A tragic review of the AFL’s Shanghai Showdown

“Travelling is about stepping outside your comfort zone, immersing yourself in other cultures and really living in the moment.” Which is why it’s ironic that I’ve spent the past few days in Shanghai surrounded by Australians, watching the iconic Australian sport that I grew up with and know like the back of my hand. I’m not only in my comfort zone; I’m lazing on a king-size mattress of comfort, propped up by a pile of pillows and wrapped up in the finest quilts, with a mug of warm cocoa in my hand and an open fire crackling gently in the hearth. That’s how comfortable I am.

The reason that I, like so many other Aussies, was in Shanghai this weekend was to watch a low-standard AFL match between two teams that I objectively couldn’t give a toss about in a city where you can actually feel the air corroding your lungs, one breath at a time. It’s been bloody great.

In the lead-up to the first ever AFL match to be played in Shanghai, a lot of commentators predicted that the Shanghai Showdown would be a shambolic disaster. After the match, however, the AFL have claimed the experiment to be an unmitigated success. I’d like to use my diplomatic skills to find some middle ground and declare the event a “shambolic success”.

Panda: “So you’re telling me NOW that you have chlamydia??? I just, I just can’t look at you anymore, Koala!”

Let’s start with the positives, of which there were … well, not *many*, but definitely enough. The biggest tick goes to the general atmosphere around the stadium, which was overwhelmingly one of excitement and anticipation. It’s fair to say that all the Aussie fans who’d made the journey felt a certain sense of camaraderie at seeing our beloved sport displayed in such an exotic setting, and we were excited to share the passion with a new audience. For someone who describes themselves in the wankiest possible way as a ‘staunch anti-nationalist’ and a ‘citizen of the world’, I felt myself get oddly emotional as the Australian national anthem rang out across the ground.

This is a controversial opinion, but while we’re discussing positives, I actually think it was a good move to ban alcohol in the stadium. Think about it: Aussies have a reputation for getting belligerently drunk overseas, and the last thing we needed was to represent our nation accurately to the Chinese by getting wasted and attacking people who look different to us. That’s an aspect of the Aussie spirit we can leave at home, thank you very much! I should also point out that it was great to have Port Adelaide, an actual AFL team, participating in the match, and it would’ve been even better if they’d had some opposition.

The most obvious negative, of course, was the quality of the football itself, which stank more than the BO wafting from the oft-exposed pits of the overweight Port supporters around me. My only explanation for how bad the Suns were is that Rodney Eade left his ‘game plan’ notepad on the plane and had to make up a new ‘strategy’ on the fly. Once again, the Power showed that they’re absolutely unbeatable unless they play a team with the slightest touch of class, and Gold Coast proved that they’re still a disgrace to humanity and their city should be wiped from the face of the earth. Port didn’t play particularly well and they still won by 72 points.

“WE ARE PORT ADELAIDE! And we forgot to pack our Lynx …”

I know they kind of have to build up the excitement, but it really bothered me that at half time the on-field announcers declared the match to be a “cracker”, despite the fact that Port was up by 42 points and the Suns had only kicked three goals. Come on. I guess they couldn’t really say “This match has been an utter shitshow with a few awesome highlights,” but at least they’d have got points for honesty …

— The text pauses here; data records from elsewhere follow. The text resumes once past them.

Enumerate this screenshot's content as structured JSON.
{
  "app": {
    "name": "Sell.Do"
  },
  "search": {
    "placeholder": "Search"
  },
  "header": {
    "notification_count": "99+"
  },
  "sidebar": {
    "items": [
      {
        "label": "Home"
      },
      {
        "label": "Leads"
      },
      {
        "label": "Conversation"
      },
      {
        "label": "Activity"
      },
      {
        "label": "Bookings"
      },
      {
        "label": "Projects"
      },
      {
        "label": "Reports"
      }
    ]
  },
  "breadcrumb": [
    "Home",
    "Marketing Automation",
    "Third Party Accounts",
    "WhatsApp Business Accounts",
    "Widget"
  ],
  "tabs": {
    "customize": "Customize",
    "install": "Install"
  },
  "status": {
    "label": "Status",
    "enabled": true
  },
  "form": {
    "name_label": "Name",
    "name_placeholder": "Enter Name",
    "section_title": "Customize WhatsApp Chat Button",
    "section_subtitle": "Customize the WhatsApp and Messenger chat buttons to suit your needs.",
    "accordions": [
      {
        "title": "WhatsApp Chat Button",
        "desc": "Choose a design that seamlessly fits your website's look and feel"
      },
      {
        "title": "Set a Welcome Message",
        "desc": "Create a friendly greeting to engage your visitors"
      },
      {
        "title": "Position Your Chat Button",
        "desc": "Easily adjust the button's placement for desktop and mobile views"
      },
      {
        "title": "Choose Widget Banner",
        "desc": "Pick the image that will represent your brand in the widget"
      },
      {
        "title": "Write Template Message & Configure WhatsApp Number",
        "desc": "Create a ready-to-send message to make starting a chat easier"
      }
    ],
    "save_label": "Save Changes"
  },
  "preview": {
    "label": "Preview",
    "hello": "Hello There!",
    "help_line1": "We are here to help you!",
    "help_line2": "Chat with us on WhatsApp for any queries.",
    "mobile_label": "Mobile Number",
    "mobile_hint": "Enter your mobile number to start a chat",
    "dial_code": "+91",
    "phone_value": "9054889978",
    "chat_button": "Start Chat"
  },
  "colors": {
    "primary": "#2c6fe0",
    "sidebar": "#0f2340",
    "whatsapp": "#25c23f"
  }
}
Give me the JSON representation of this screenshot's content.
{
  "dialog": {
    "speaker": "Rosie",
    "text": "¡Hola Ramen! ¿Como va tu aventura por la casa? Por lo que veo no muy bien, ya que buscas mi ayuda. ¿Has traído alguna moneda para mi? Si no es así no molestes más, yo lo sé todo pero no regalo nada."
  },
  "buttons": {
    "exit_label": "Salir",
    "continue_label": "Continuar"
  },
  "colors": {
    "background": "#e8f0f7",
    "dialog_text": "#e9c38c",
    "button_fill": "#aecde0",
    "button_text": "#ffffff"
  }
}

Speaking of blatant disregard for the truth, the AFL’s assertion that this match was a ‘sell-out’ is laughable. I can guarantee you that only about one third of the seats in our area were occupied. I know this because we had cushions instead of proper seats, and I put together four cushions to create a sofa, on which I could recline in comfort and drift off when the game became especially unwatchable. The fact that the crowd was thin (and surely at least 80% Aussie, with only a very small local contingent) didn’t stop it from being a worthwhile event – I just wish they wouldn’t try so hard to spin something that doesn’t need to be spun.

The players line up for the ‘national anthem’ (Port Adelaide theme song) in front of a ‘capacity crowd’ (a motley crew of locals who left at quarter time).

Of course, the main reason there were so many empty seats at the ground is because Gold Coast has no supporters. I’m not kidding when I say that I saw nearly as many Hawthorn jerseys as Suns tops in the crowd yesterday. I would be surprised – and again this isn’t much of an exaggeration – if there were 100 Gold Coast fans at the game. My tip to the AFL: if you want to create an atmosphere next time, choose an opponent that actually has a fanbase.

On balance, and despite its obvious shortcomings, I enjoyed the AFL’s first Shanghai Showdown and I’m glad I factored it into my travel plans, even if the flights did end up costing several hundred dollars more than expected … Anyway, now that the weekend of footy is over I really have no idea what to do with myself here. I guess I’ll immerse myself in the culture by fighting some triad cronies in a Chinese restaurant, then relaxing with some nice smooth opium in a local den. That’s what you’re supposed to do in Shanghai, right?